I’m not used to running any more. Until fairly recently I went jogging quite a lot, even completing a 10k road race a couple of years ago. I used the time out on the road as a necessary break from writing, somewhere that I could try to switch my brain off and let the steady rhythm of my feet take over. I was aiming for the ‘healthy mind, healthy body’ perfection model but it soon became apparent that I was never going to be a fully fit fighting machine. And anyway, I have a dirty body…

Life, as they say, got in the way and I simply got out of the habit of getting up early and doing it in the dark before the locals awoke. So this week I decided to dust off my running shoes and hit the streets again. But sadly, the streets hit back. I’d done my warm up stretches and started with a brisk walk before moving up to what I laughably call a run. Others may see it as the world’s fastest nonchalant stroll but it’s the best that I can manage, OK?

I hadn’t been running for very long – half an hour maybe? – before I felt a twinge in my right calf. Within a few steps the twinge turned into an ache, which turned into a nagging pain, which soon felt like I had an angry tiger trying to give birth to the world’s fattest and sharpest tiger kitty quintuplets under the skin in my leg.

I had cramp.

I know, cramp is a bit of a wussie excuse. It’s not like I’d been hit by a beer delivery truck or I’d fallen down a manhole due to daydreaming about hot baths and hotter pasties, but it was painful and debilitating just the same. And anyway, this was more than your average cramp; this was man-cramp. Apparently somebody had inserted a lump of lead just above my right heel. And worse, it didn’t just sit there weighing my leg down as I tried to run. It extruded molten fingers up my calf, higher and deeper into the muscle.
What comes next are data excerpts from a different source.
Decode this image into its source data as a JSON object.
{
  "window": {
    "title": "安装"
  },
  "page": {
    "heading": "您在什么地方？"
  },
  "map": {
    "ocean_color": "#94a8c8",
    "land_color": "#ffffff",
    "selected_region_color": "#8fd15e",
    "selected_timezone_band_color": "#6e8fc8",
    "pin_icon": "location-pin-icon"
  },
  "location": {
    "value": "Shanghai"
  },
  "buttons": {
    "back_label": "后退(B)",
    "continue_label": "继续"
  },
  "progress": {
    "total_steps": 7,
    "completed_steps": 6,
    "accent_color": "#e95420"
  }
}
I tried to run it off. I’d heard footballers and other sporty types talk about running it off for as long as I can remember – ‘Ah, he’ll be alright, it’s just cramp, he’ll be able to run it off’ – but in truth I knew no more how to run cramp off than how to steer into a skid without crashing into a wall, or how to smile on the other side of my face without opening up a big gaping wound in the back of my skull.

So I just kept going. I ran and I ran and I ran. That was a total of three steps before I had to stop completely. I put my foot up on a wall and tried to reach my toes so that I could pull on them as I’d seen footballers do. No good. Footballers don’t have my belly restricting their reach.

There was nothing for it but to try some freaky hop/limp combo to get me home. One step forward, stop for a minute to swear, a little hop, a stumble, some more swearing and trying not to look at the drivers laughing at me as they tore past. Repeat until back to the house.

I eventually made it but my time was a personal worst for that particular circuit.

Which leads me to right now, the morning after. I’m back at my desk typing away and my foot’s raised up on my printer to increase the blood flow to the calf muscle, or to stop it getting gangrene or something. Whatever, I’m told that elevation is good for it so it’s up on the printer like Jerry Lee Lewis’s on his piano. Only more tunefully.

I’ve hidden my trainers under the kitchen table, which is the last place I’ll look for them. Anything that puts me off hurting myself further seems like a good thing.